Here in the real world
In Francisco X. Stork’s eloquent and often surprising coming-of-age novel, 17-year-old Marcelo Sandoval, who has Asperger’s syndrome, is supposed to be spending the summer caring for nine ponies at his special-needs school. Instead, his unsympathetic lawyer father wants him to work in the mailroom of his law firm and experience “the real world.” The father and son agree that if Marcelo succeeds, he can return to his beloved school where he fits in perfectly, and if he doesn’t do well, he will be mainstreamed in the local public high school.

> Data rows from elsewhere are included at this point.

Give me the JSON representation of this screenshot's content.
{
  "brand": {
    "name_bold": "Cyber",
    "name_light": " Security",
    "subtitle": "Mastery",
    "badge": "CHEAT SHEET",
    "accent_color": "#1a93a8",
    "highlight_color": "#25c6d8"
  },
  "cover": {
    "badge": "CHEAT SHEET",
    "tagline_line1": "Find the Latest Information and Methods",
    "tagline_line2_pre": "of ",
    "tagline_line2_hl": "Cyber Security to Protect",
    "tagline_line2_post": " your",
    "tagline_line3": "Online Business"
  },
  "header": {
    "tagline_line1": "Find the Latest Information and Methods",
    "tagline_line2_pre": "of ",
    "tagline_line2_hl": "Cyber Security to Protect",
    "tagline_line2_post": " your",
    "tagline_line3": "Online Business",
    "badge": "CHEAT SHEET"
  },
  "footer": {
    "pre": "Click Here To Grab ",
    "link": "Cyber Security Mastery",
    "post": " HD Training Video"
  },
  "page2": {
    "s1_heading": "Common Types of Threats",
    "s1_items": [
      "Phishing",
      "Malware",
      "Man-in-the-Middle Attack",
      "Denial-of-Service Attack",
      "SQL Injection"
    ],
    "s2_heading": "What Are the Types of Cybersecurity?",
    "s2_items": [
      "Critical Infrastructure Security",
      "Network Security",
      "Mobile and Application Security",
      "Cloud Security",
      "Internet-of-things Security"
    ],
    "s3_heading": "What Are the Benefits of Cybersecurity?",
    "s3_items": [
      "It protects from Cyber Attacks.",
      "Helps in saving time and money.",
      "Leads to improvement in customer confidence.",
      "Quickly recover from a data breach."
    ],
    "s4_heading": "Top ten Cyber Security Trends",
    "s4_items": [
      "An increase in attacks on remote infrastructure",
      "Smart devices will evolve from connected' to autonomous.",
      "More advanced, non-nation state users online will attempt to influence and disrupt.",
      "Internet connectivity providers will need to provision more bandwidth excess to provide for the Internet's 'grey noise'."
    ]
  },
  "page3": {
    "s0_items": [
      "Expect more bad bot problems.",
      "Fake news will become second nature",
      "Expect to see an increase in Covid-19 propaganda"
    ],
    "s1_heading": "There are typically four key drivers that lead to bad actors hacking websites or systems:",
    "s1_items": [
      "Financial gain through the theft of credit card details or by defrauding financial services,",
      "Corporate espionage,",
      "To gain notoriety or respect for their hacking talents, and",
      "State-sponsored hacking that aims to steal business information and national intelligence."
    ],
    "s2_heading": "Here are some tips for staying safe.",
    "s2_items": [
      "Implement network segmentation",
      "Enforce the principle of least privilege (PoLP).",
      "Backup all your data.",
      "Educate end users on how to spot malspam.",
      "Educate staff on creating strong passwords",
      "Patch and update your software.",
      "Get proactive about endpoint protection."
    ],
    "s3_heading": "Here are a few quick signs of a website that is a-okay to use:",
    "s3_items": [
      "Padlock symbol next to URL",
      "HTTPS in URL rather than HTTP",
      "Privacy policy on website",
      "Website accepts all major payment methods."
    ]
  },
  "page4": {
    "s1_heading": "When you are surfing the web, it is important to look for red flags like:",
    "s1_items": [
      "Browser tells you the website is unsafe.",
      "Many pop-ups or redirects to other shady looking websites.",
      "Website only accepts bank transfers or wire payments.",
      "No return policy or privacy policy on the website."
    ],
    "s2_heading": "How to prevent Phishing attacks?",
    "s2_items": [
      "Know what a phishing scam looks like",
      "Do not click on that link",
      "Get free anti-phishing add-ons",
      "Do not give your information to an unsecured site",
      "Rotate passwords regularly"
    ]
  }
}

Marcelo’s first-person narration, with the flat inflections typical of Asperger’s, welcomes readers into a complex yet amazing mind that constantly tries to decipher sarcasm, figures of speech, facial expressions and other communication subtleties. Marcelo quickly finds an ally in the money-driven law firm in Jasmine, his confident, perceptive and gorgeous mailroom supervisor. While working, or rather picking up the slack, for smarmy Wendell, the partner’s son, he receives unsolicited advice on attraction and sex. When the teen discovers suppressed evidence and ponders his father’s involvement in a cover-up, he must decide if he will risk his father’s position and everything he wants in the new school term to do the right thing. But how does he even decide what the right thing is?
Marcelo finds that the real world—filled with jealousy, anger, suffering and difficult choices—is harder than he ever imagined. But with a strength he never knew he had, he realizes that the real world also comes with trust, friendship and even love. Perhaps Marcelo knows more about the world than it gives him credit for. His shockingly beautiful and thought-provoking story will make readers question their own motives and place in this world.
Angela Leeper is a librarian at the University of Richmond.